In planetary astronomy and astrobiology, the Rare Earth hypothesis argues that the origin of life and the evolution of biological complexity such as sexually reproducing, multicellular organisms on Earth (and, subsequently, human intelligence) required an improbable combination of astrophysical and geological events and circumstances.
According to the hypothesis, complex extraterrestrial life is an improbable phenomenon and likely to be rare throughout the universe as a whole. The term "Rare Earth" originates from Rare Earth: Why Complex Life Is Uncommon in the Universe (2000), a book by Peter Ward, a geologist and paleontologist, and Donald E. Brownlee, an astronomer and astrobiologist, both faculty members at the University of Washington.

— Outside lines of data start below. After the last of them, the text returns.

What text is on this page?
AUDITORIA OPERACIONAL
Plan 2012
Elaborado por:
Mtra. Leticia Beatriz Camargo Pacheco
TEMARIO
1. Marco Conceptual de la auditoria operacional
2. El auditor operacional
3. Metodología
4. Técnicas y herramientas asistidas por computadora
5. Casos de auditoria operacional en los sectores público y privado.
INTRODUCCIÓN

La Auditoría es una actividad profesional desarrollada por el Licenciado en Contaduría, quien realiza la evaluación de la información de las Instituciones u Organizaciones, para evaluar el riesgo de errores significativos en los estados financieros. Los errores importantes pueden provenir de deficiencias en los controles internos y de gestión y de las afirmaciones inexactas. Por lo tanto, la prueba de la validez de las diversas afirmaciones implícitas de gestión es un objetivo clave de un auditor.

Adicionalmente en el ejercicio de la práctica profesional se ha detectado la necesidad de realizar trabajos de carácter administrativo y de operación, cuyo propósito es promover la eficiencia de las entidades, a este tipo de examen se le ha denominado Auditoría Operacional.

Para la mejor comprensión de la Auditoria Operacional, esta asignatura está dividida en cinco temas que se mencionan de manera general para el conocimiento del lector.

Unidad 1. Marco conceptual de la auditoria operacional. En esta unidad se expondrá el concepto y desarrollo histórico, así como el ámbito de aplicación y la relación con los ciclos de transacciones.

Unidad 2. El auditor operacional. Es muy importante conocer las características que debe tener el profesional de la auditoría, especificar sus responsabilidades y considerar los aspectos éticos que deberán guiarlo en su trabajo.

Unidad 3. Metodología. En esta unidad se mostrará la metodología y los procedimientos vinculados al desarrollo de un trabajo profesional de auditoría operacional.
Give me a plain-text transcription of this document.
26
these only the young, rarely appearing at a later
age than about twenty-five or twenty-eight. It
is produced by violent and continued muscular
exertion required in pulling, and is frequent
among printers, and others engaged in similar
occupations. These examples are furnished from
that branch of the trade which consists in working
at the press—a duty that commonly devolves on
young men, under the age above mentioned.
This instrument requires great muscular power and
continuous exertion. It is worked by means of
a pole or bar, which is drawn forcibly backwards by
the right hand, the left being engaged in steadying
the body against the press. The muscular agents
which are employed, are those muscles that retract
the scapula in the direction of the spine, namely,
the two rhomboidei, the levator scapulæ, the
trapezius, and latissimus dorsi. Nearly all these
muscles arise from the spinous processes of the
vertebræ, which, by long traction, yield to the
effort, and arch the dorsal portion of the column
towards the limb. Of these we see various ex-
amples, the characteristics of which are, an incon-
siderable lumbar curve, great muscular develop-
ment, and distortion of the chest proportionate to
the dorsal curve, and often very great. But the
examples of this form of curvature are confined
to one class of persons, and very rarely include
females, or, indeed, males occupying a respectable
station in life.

In the 1970s and 1980s, Carl Sagan and Frank Drake, among others, argued that Earth is a typical rocky planet in a typical planetary system, located in a non-exceptional region of a common barred spiral galaxy. From the principle of mediocrity (extended from the Copernican principle), they argued that the evolution of life on Earth, including human beings, was also typical, and therefore that the universe teems with complex life. However, Ward and Brownlee argue that planets, planetary systems, and galactic regions that are as accommodating for complex life as are the Earth, the Solar System, and our own galactic region are not typical at all, but actually exceedingly rare.
Fermi paradox
There is no reliable or reproducible evidence that aliens have visited Earth. No transmissions or evidence of intelligent extraterrestrial life have been detected or observed anywhere other than Earth in the Universe. This runs counter to the knowledge that the Universe is filled with a very large number of planets, some of which likely hold the conditions hospitable for life. Life typically expands until it fills all available niches. These contradictory facts form the basis for the Fermi paradox, of which the Rare Earth hypothesis is one proposed solution.